Abstract

A new coherent narrow bandwidth extreme ultraviolet (XUV) laser source has been developed that is broadly tunable in the range 10–17 eV with a bandwidth of 0.008 cm−1 and intensities of 108 photons/pulse at 20 Hz. The source is based on two-photon resonance-enhanced sum-frequency mixing in rare gases. To demonstrate its properties, high-resolution photoionization and photoelectron spectra of argon have been recorded in the vicinity of the second, spin-orbit excited ionization threshold (Ar+2P1/2). From the analysis of the autoionization line shapes of the ns′[1/2](J=1) and nd′[3/2](J=1) resonances, reduced linewidths Γr,l=Γl×n*3 of 499.3(46) cm−1 and 28.76(89)×103 cm−1 have been determined for the s′ and d′ series, respectively.
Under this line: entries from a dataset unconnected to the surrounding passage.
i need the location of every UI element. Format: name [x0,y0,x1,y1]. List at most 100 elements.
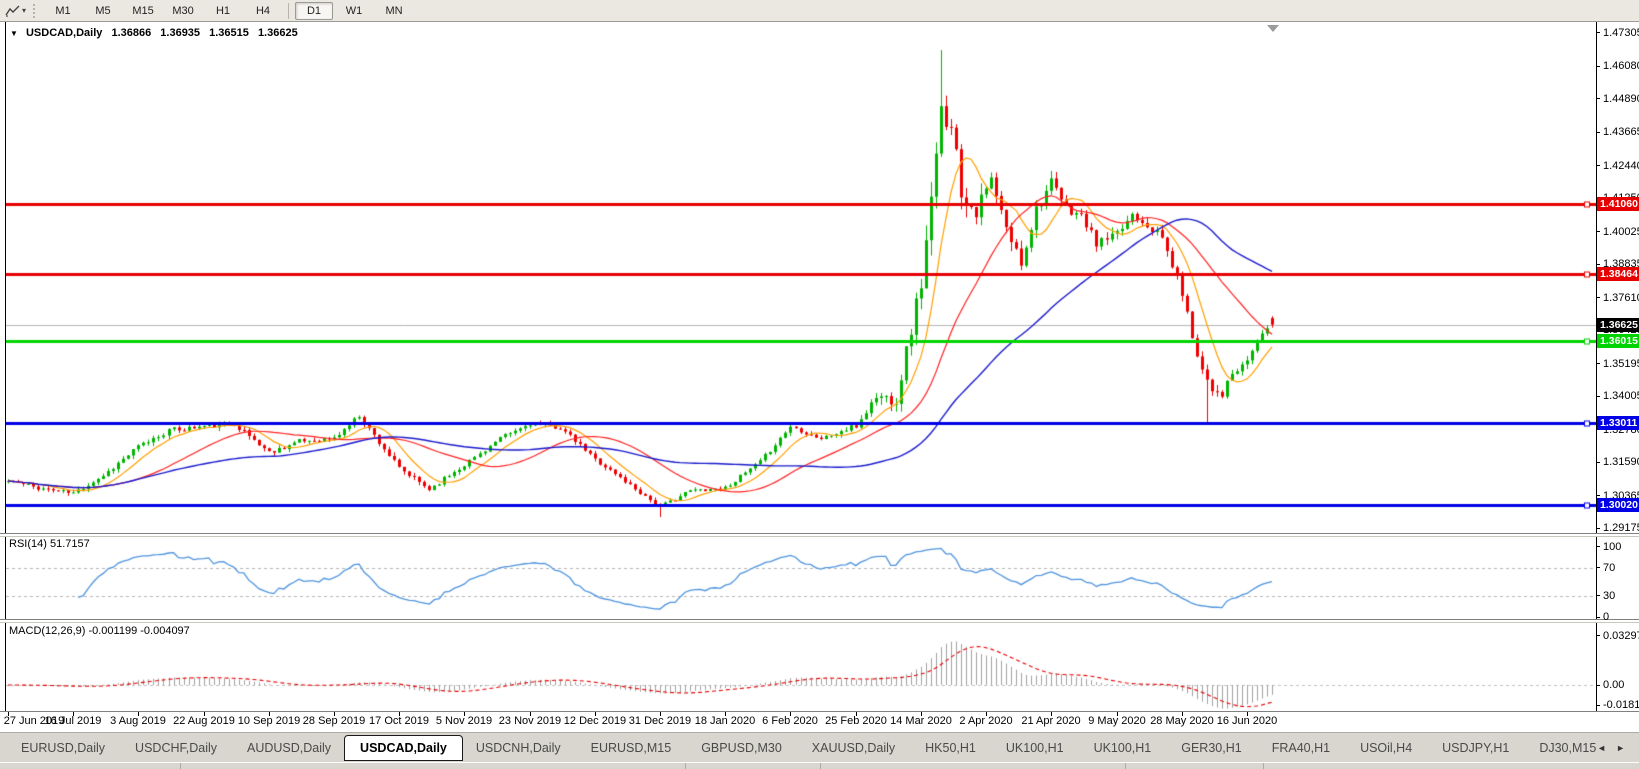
date-label: 12 Dec 2019 [563,715,627,727]
date-tick [1117,712,1118,716]
tab-usdcad-daily[interactable]: USDCAD,Daily [344,734,463,761]
tab-uk100-h1[interactable]: UK100,H1 [1005,740,1064,755]
tab-uk100-h1[interactable]: UK100,H1 [1093,740,1152,755]
rsi-axis-tick: 0 [1596,611,1609,623]
price-level-badge: 1.30020 [1597,498,1639,512]
tab-usdchf-daily[interactable]: USDCHF,Daily [135,740,217,755]
tab-ger30-h1[interactable]: GER30,H1 [1181,740,1242,755]
timeframe-button-m30[interactable]: M30 [172,4,194,17]
date-label: 5 Nov 2019 [435,715,493,727]
status-pane-separator [180,763,181,769]
date-label: 31 Dec 2019 [628,715,692,727]
date-label: 6 Feb 2020 [762,715,818,727]
date-tick [986,712,987,716]
timeframe-button-h4[interactable]: H4 [255,4,271,17]
tab-gbpusd-m30[interactable]: GBPUSD,M30 [701,740,782,755]
rsi-axis-tick: 30 [1596,590,1615,602]
tab-xauusd-daily[interactable]: XAUUSD,Daily [811,740,896,755]
tab-dj30-m15[interactable]: DJ30,M15 [1539,740,1597,755]
date-tick [464,712,465,716]
price-level-badge: 1.41060 [1597,196,1639,211]
timeframe-button-m15[interactable]: M15 [132,4,154,17]
price-level-badge: 1.38464 [1597,267,1639,282]
date-tick [138,712,139,716]
ohlc-low: 1.36515 [209,27,249,39]
tab-fra40-h1[interactable]: FRA40,H1 [1271,740,1331,755]
chart-tools-icon[interactable] [4,3,22,19]
price-axis-border [1596,22,1597,712]
tab-usoil-h4[interactable]: USOil,H4 [1360,740,1413,755]
ohlc-high: 1.36935 [160,27,201,39]
timeframe-button-w1[interactable]: W1 [345,4,363,17]
timeframe-button-h1[interactable]: H1 [215,4,231,17]
timeframe-group: M1 M5 M15 M30 H1 H4 D1 W1 MN [43,0,414,21]
tab-scroll-left-icon[interactable]: ◄ [1597,742,1607,753]
rsi-macd-splitter[interactable] [0,619,1639,623]
date-tick [8,712,9,716]
date-label: 16 Jul 2019 [44,715,102,727]
price-axis-tick: 1.29175 [1596,522,1639,534]
tab-scroll-controls: ◄ ► [1583,743,1639,753]
price-axis-tick: 1.35195 [1596,358,1639,370]
date-tick [725,712,726,716]
chart-symbol-label: USDCAD,Daily [25,27,103,39]
price-axis-tick: 1.43665 [1596,126,1639,138]
macd-axis-tick: -0.018154 [1596,699,1639,711]
tab-eurusd-m15[interactable]: EURUSD,M15 [590,740,672,755]
tab-audusd-daily[interactable]: AUDUSD,Daily [247,740,332,755]
tab-usdjpy-h1[interactable]: USDJPY,H1 [1442,740,1510,755]
chart-shift-marker-icon[interactable] [1267,25,1279,32]
date-label: 21 Apr 2020 [1021,715,1081,727]
rsi-indicator-label: RSI(14) 51.7157 [9,538,90,550]
main-rsi-splitter[interactable] [0,533,1639,537]
timeframe-button-m5[interactable]: M5 [95,4,111,17]
date-tick [856,712,857,716]
tab-hk50-h1[interactable]: HK50,H1 [925,740,976,755]
date-tick [204,712,205,716]
date-tick [1182,712,1183,716]
candlestick-chart-canvas[interactable] [6,23,1596,533]
price-axis-tick: 1.47305 [1596,27,1639,39]
current-price-badge: 1.36625 [1597,317,1639,332]
price-level-badge: 1.33011 [1597,416,1639,431]
macd-indicator-canvas[interactable] [6,622,1596,711]
toolbar-grip[interactable] [33,3,38,18]
tab-eurusd-daily[interactable]: EURUSD,Daily [21,740,106,755]
date-tick [790,712,791,716]
date-label: 14 Mar 2020 [890,715,952,727]
date-label: 27 Jun 2019 [3,715,65,727]
date-label: 22 Aug 2019 [173,715,235,727]
date-tick [595,712,596,716]
timeframe-button-m1[interactable]: M1 [55,4,71,17]
tab-scroll-right-icon[interactable]: ► [1616,742,1625,753]
price-level-badge: 1.36015 [1597,334,1639,349]
chart-tools-dropdown-caret-icon[interactable]: ▾ [22,6,27,15]
toolbar-separator [288,2,290,19]
date-label: 23 Nov 2019 [498,715,562,727]
date-label: 3 Aug 2019 [110,715,166,727]
ohlc-open: 1.36866 [111,27,152,39]
macd-axis-tick: 0.00 [1596,679,1624,691]
date-label: 10 Sep 2019 [237,715,301,727]
date-label: 9 May 2020 [1088,715,1146,727]
chart-left-border [5,22,6,712]
date-label: 18 Jan 2020 [694,715,756,727]
price-axis-tick: 1.34005 [1596,390,1639,402]
status-pane-separator [820,763,821,769]
rsi-indicator-canvas[interactable] [6,536,1596,619]
timeframe-button-mn[interactable]: MN [385,4,403,17]
timeframe-toolbar: ▾ M1 M5 M15 M30 H1 H4 D1 W1 MN [0,0,1639,22]
price-axis-tick: 1.31590 [1596,456,1639,468]
date-label: 28 Sep 2019 [302,715,366,727]
price-axis-tick: 1.40025 [1596,226,1639,238]
tab-usdcnh-daily[interactable]: USDCNH,Daily [475,740,561,755]
date-tick [921,712,922,716]
chart-panel-collapse-icon[interactable]: ▼ [10,29,18,38]
date-label: 16 Jun 2020 [1216,715,1278,727]
date-label: 28 May 2020 [1150,715,1214,727]
chart-tabs: EURUSD,Daily USDCHF,Daily AUDUSD,Daily USDC… [0,732,1596,763]
timeframe-button-d1[interactable]: D1 [295,1,334,20]
date-tick [269,712,270,716]
line-chart-glyph [5,5,20,17]
rsi-axis-tick: 70 [1596,562,1615,574]
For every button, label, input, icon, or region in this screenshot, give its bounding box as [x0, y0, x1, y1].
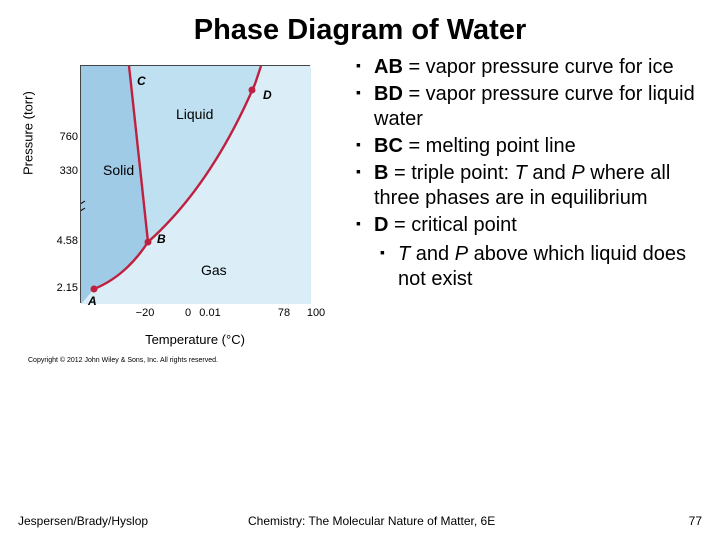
subbullet: T and P above which liquid does not exis… — [356, 242, 710, 292]
footer: Jespersen/Brady/Hyslop Chemistry: The Mo… — [0, 514, 720, 528]
point-A-label: A — [88, 294, 97, 308]
content-row: Pressure (torr) Temperature (°C) 2.15 4.5… — [0, 55, 720, 364]
sub-after: above which liquid does not exist — [398, 243, 686, 290]
copyright-line: Copyright © 2012 John Wiley & Sons, Inc.… — [28, 357, 348, 364]
bullet-BD-label: BD — [374, 83, 403, 105]
ytick: 4.58 — [38, 235, 78, 247]
page-title: Phase Diagram of Water — [0, 0, 720, 55]
region-gas: Gas — [201, 262, 227, 278]
bullet-B: B = triple point: T and P where all thre… — [356, 161, 710, 211]
bullet-AB-text: = vapor pressure curve for ice — [403, 56, 674, 78]
bullet-D-label: D — [374, 214, 388, 236]
sub-T: T — [398, 243, 410, 265]
region-solid: Solid — [103, 162, 134, 178]
point-C-label: C — [137, 74, 146, 88]
plot-area: Solid Liquid Gas A B C D — [80, 65, 310, 303]
bullet-BC: BC = melting point line — [356, 134, 710, 159]
y-axis-label: Pressure (torr) — [21, 91, 36, 175]
bullet-BD: BD = vapor pressure curve for liquid wat… — [356, 82, 710, 132]
bullet-B-T: T — [515, 162, 527, 184]
footer-book: Chemistry: The Molecular Nature of Matte… — [218, 514, 642, 528]
diagram-column: Pressure (torr) Temperature (°C) 2.154.5… — [28, 55, 348, 364]
xtick: 0.01 — [199, 307, 220, 319]
phase-diagram: Pressure (torr) Temperature (°C) 2.154.5… — [28, 55, 328, 355]
ytick: 330 — [38, 165, 78, 177]
bullet-B-label: B — [374, 162, 388, 184]
xtick: 78 — [278, 307, 290, 319]
ytick: 760 — [38, 131, 78, 143]
bullet-D: D = critical point — [356, 213, 710, 238]
footer-authors: Jespersen/Brady/Hyslop — [18, 514, 218, 528]
footer-page: 77 — [642, 514, 702, 528]
sub-P: P — [455, 243, 468, 265]
bullet-list: AB = vapor pressure curve for ice BD = v… — [348, 55, 710, 364]
xtick: 0 — [185, 307, 191, 319]
bullet-AB: AB = vapor pressure curve for ice — [356, 55, 710, 80]
region-liquid: Liquid — [176, 106, 213, 122]
bullet-B-P: P — [571, 162, 584, 184]
bullet-BC-label: BC — [374, 135, 403, 157]
ytick: 2.15 — [38, 282, 78, 294]
xtick: 100 — [307, 307, 325, 319]
bullet-BC-text: = melting point line — [403, 135, 576, 157]
point-B-label: B — [157, 232, 166, 246]
xtick: −20 — [136, 307, 155, 319]
point-D-label: D — [263, 88, 272, 102]
bullet-AB-label: AB — [374, 56, 403, 78]
x-axis-label: Temperature (°C) — [80, 332, 310, 347]
bullet-D-text: = critical point — [388, 214, 516, 236]
plot-svg — [81, 66, 311, 304]
bullet-B-before: = triple point: — [388, 162, 514, 184]
bullet-BD-text: = vapor pressure curve for liquid water — [374, 83, 695, 130]
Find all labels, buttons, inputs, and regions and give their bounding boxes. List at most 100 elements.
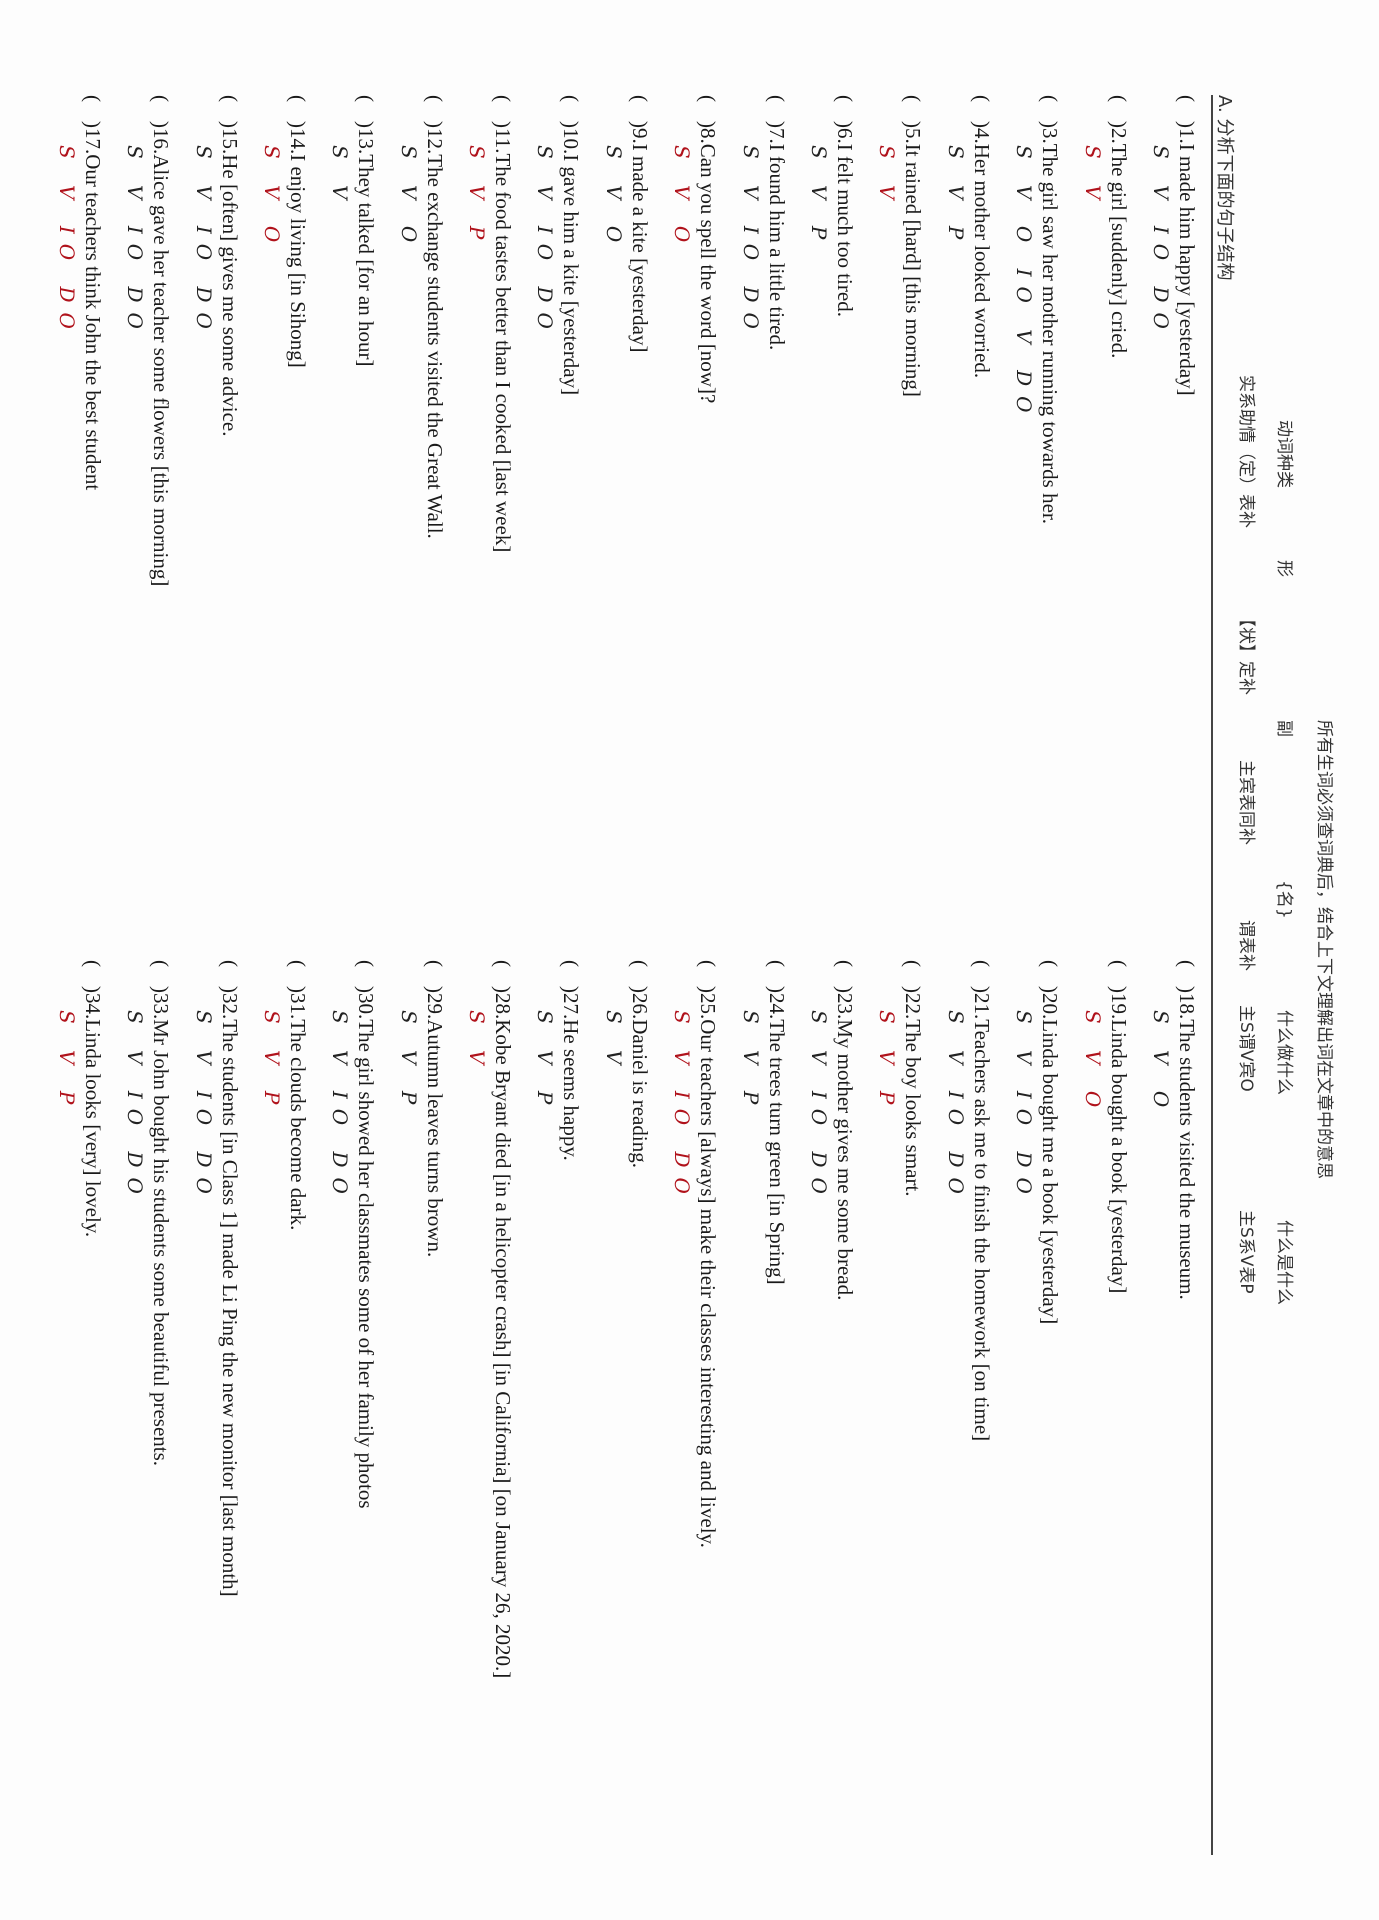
handwritten-annotation: S V IO DO [123, 145, 148, 339]
answer-blank[interactable]: ( [833, 960, 858, 967]
section-title: A. 分析下面的句子结构 [1214, 95, 1235, 281]
answer-blank[interactable]: ( [354, 95, 379, 102]
answer-blank[interactable]: ( [696, 95, 721, 102]
sentence-text: )7.I found him a little tired. [764, 121, 789, 351]
answer-blank[interactable]: ( [491, 95, 516, 102]
handwritten-annotation: S V P [807, 145, 832, 250]
handwritten-annotation: S V [875, 145, 900, 210]
header-svp: 主S系V表P [1236, 1210, 1256, 1294]
sentence-text: )2.The girl [suddenly] cried. [1106, 121, 1131, 359]
answer-blank[interactable]: ( [80, 95, 105, 102]
answer-blank[interactable]: ( [285, 960, 310, 967]
answer-blank[interactable]: ( [969, 95, 994, 102]
sentence-text: )27.He seems happy. [559, 986, 584, 1161]
handwritten-annotation: S V P [875, 1010, 900, 1115]
answer-blank[interactable]: ( [149, 960, 174, 967]
handwritten-annotation: S V P [943, 145, 968, 250]
handwritten-annotation: S V IO DO [328, 1010, 353, 1204]
answer-blank[interactable]: ( [422, 960, 447, 967]
handwritten-annotation: S V IO DO [191, 145, 216, 339]
sentence-text: )4.Her mother looked worried. [969, 121, 994, 379]
sentence-item: ()7.I found him a little tired. S V IO DO [720, 95, 789, 586]
handwritten-annotation: S V O [601, 145, 626, 253]
sentence-item: ()5.It rained [hard] [this morning] S V [857, 95, 925, 586]
sentence-item: ( )4.Her mother looked worried. S V P [925, 95, 994, 586]
sentence-text: )28.Kobe Bryant died [in a helicopter cr… [491, 986, 516, 1679]
sentence-item: ()22.The boy looks smart. S V P [857, 960, 925, 1678]
sentence-item: ()23.My mother gives me some bread. S V I… [789, 960, 857, 1678]
handwritten-annotation: S V P [465, 145, 490, 250]
answer-blank[interactable]: ( [901, 95, 926, 102]
sentence-item: ()3.The girl saw her mother running towa… [994, 95, 1062, 586]
sentence-text: )1.I made him happy [yesterday] [1175, 121, 1199, 396]
handwritten-annotation: S V IO DO [1149, 145, 1173, 339]
answer-blank[interactable]: ( [1106, 960, 1131, 967]
handwritten-annotation: S V IO DO [1012, 1010, 1037, 1204]
sentence-item: ( )28.Kobe Bryant died [in a helicopter c… [447, 960, 515, 1678]
sentence-text: )15.He [often] gives me some advice. [217, 121, 242, 437]
handwritten-annotation: S V IO DO [943, 1010, 968, 1204]
answer-blank[interactable]: ( [559, 960, 584, 967]
answer-blank[interactable]: ( [627, 95, 652, 102]
handwritten-annotation: S V P [259, 1010, 284, 1115]
answer-blank[interactable]: ( [80, 960, 105, 967]
answer-blank[interactable]: ( [285, 95, 310, 102]
answer-blank[interactable]: ( [1038, 95, 1063, 102]
answer-blank[interactable]: ( [1038, 960, 1063, 967]
sentence-item: ()31.The clouds become dark. S V P [242, 960, 310, 1678]
sentence-item: ( )1.I made him happy [yesterday] S V IO D… [1131, 95, 1199, 586]
answer-blank[interactable]: ( [901, 960, 926, 967]
left-sentence-column: ()1.I made him happy [yesterday] S V IO D… [36, 95, 1199, 586]
header-noun-roles: 主宾表同补 [1236, 760, 1256, 845]
answer-blank[interactable]: ( [491, 960, 516, 967]
header-noun: {名} [1274, 880, 1294, 919]
sentence-item: ()13.They talked [for an hour] S V [310, 95, 378, 586]
answer-blank[interactable]: ( [422, 95, 447, 102]
answer-blank[interactable]: ( [833, 95, 858, 102]
sentence-text: )17.Our teachers think John the best stu… [80, 121, 105, 491]
sentence-text: )11.The food tastes better than I cooked… [491, 121, 516, 553]
sentence-item: ( )32.The students [in Class 1] made Li P… [173, 960, 242, 1678]
answer-blank[interactable]: ( [1175, 960, 1199, 967]
sentence-item: ()8.Can you spell the word [now]? S V O [652, 95, 720, 586]
sentence-item: ( )17.Our teachers think John the best st… [36, 95, 105, 586]
handwritten-annotation: S V [328, 145, 353, 210]
sentence-item: ()10.I gave him a kite [yesterday] S V IO… [515, 95, 583, 586]
sentence-item: ()33.Mr John bought his students some be… [105, 960, 173, 1678]
header-divider [1211, 95, 1213, 1855]
sentence-text: )8.Can you spell the word [now]? [696, 121, 721, 404]
answer-blank[interactable]: ( [354, 960, 379, 967]
answer-blank[interactable]: ( [149, 95, 174, 102]
sentence-item: ( )19.Linda bought a book [yesterday] S V … [1062, 960, 1131, 1678]
header-verb-kinds: 实系助情（定）表补 [1236, 375, 1256, 528]
answer-blank[interactable]: ( [1175, 95, 1199, 102]
sentence-item: ()2.The girl [suddenly] cried. S V [1062, 95, 1131, 586]
sentence-text: )18.The students visited the museum. [1175, 986, 1199, 1300]
answer-blank[interactable]: ( [627, 960, 652, 967]
sentence-item: ( )20.Linda bought me a book [yesterday] S… [994, 960, 1062, 1678]
handwritten-annotation: S V IO DO [123, 1010, 148, 1204]
sentence-text: )14.I enjoy living [in Sihong] [285, 121, 310, 368]
answer-blank[interactable]: ( [559, 95, 584, 102]
sentence-text: )6.I felt much too tired. [833, 121, 858, 317]
sentence-item: ( )15.He [often] gives me some advice. S V… [173, 95, 242, 586]
answer-blank[interactable]: ( [217, 95, 242, 102]
sentence-item: ()29.Autumn leaves turns brown. S V P [378, 960, 447, 1678]
answer-blank[interactable]: ( [696, 960, 721, 967]
answer-blank[interactable]: ( [217, 960, 242, 967]
sentence-text: )32.The students [in Class 1] made Li Pi… [217, 986, 242, 1597]
sentence-text: )19.Linda bought a book [yesterday] [1106, 986, 1131, 1294]
answer-blank[interactable]: ( [1106, 95, 1131, 102]
answer-blank[interactable]: ( [764, 960, 789, 967]
answer-blank[interactable]: ( [764, 95, 789, 102]
sentence-item: ()30.The girl showed her classmates some… [310, 960, 378, 1678]
header-svp-meaning: 什么是什么 [1274, 1220, 1294, 1305]
sentence-text: )24.The trees turn green [in Spring] [764, 986, 789, 1285]
handwritten-annotation: S V O [1080, 1010, 1105, 1118]
header-svo-meaning: 什么做什么 [1274, 1010, 1294, 1095]
answer-blank[interactable]: ( [969, 960, 994, 967]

The results for the ns′[1/2](J=1) series confirm the conclusion reached by Klar et al. [Z. Phys. D 23, 101 (1992)] that earlier single-photon XUV investigations have overestimated the width of these sharp resonances. The narrow bandwidth of the source is also used to accurately determine the range of principal quantum number of the high Rydberg states that are probed by selected electric field ionization sequences in pulsed-field-ionization zero-kinetic-energy photoelectron spectroscopy.